Non-Capturing Groups
Sometimes you need to group parts of a pattern for applying quantifiers or alternatives, but you don't need to capture the content. Non-capturing groups (?:...) are used for this purpose.
Create a new file named non_capturing.py in the ~/project directory.
touch ~/project/non_capturing.py
Open non_capturing.py and add the following code:
import re
def extract_domain_info(url):
## (?:) creates a non-capturing group
pattern = r'https?://(?:www\.)?([^/]+)'
match = re.match(pattern, url)
if match:
domain = match.group(1) ## Only the domain is captured
return domain
return None
url1 = 'https://www.example.com/path'
domain1 = extract_domain_info(url1)
print(f"Domain from '{url1}': {domain1}")

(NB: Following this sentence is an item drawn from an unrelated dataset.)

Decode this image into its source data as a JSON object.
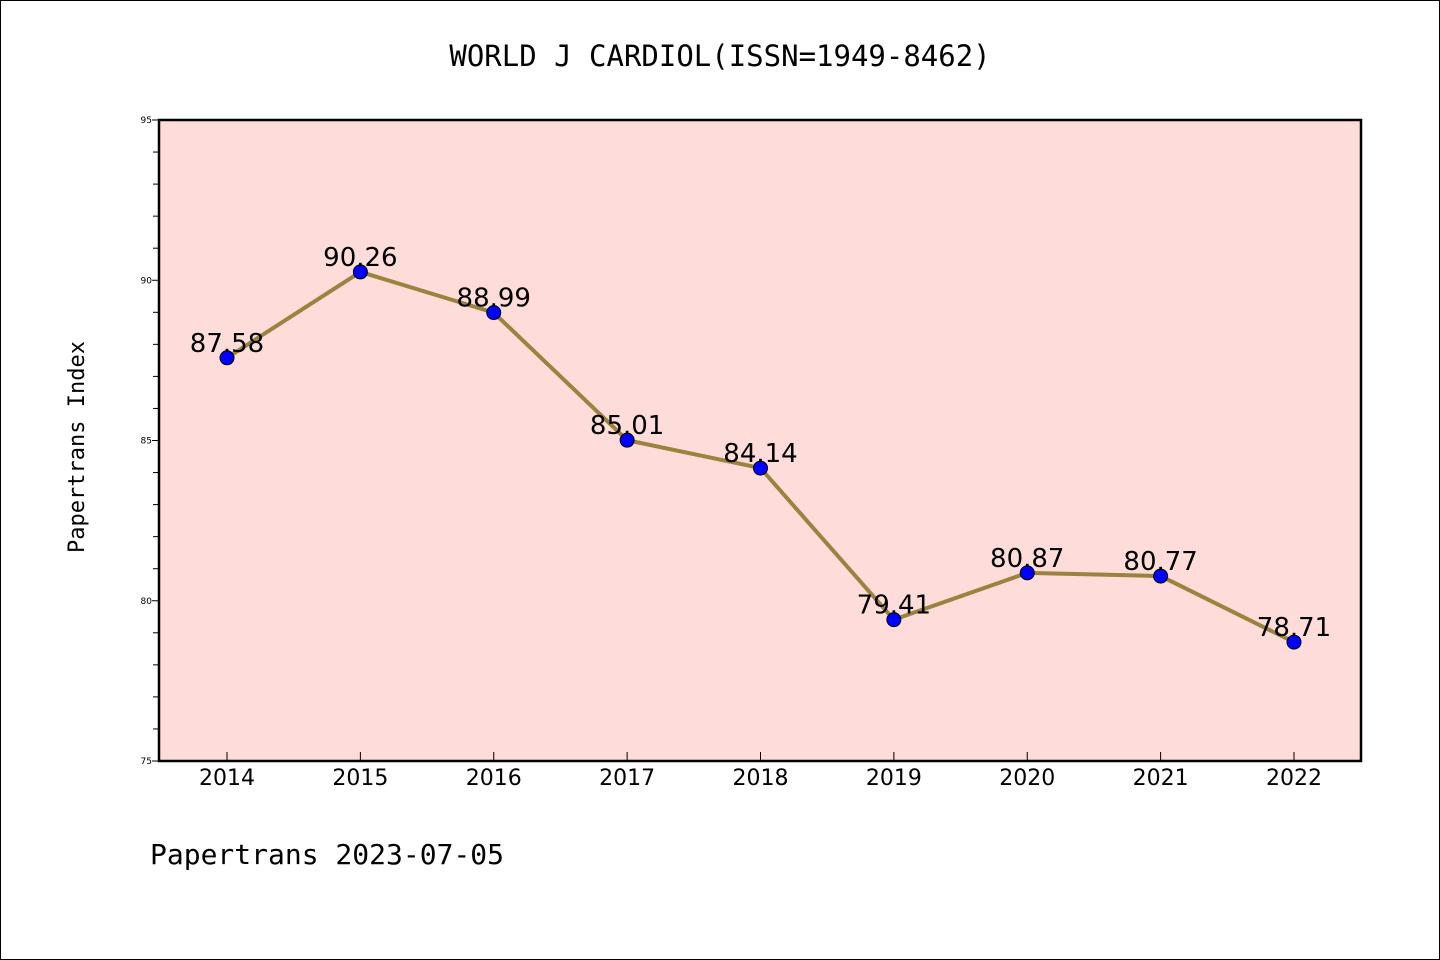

url2 = 'http://example.org/another/path'
domain2 = extract_domain_info(url2)
print(f"Domain from '{url2}': {domain2}")
Save the file.
Run the script.
python ~/project/non_capturing.py
The output will show the extracted domain names:
Domain from 'https://www.example.com/path': example.com
Domain from 'http://example.org/another/path': example.org
In this example, (?:www\.)? matches "www." if it exists but does not capture it, so group(1) directly captures the domain name.
Using non-capturing groups can slightly improve performance and keeps the captured group indices cleaner when you only need to capture specific parts of a larger pattern.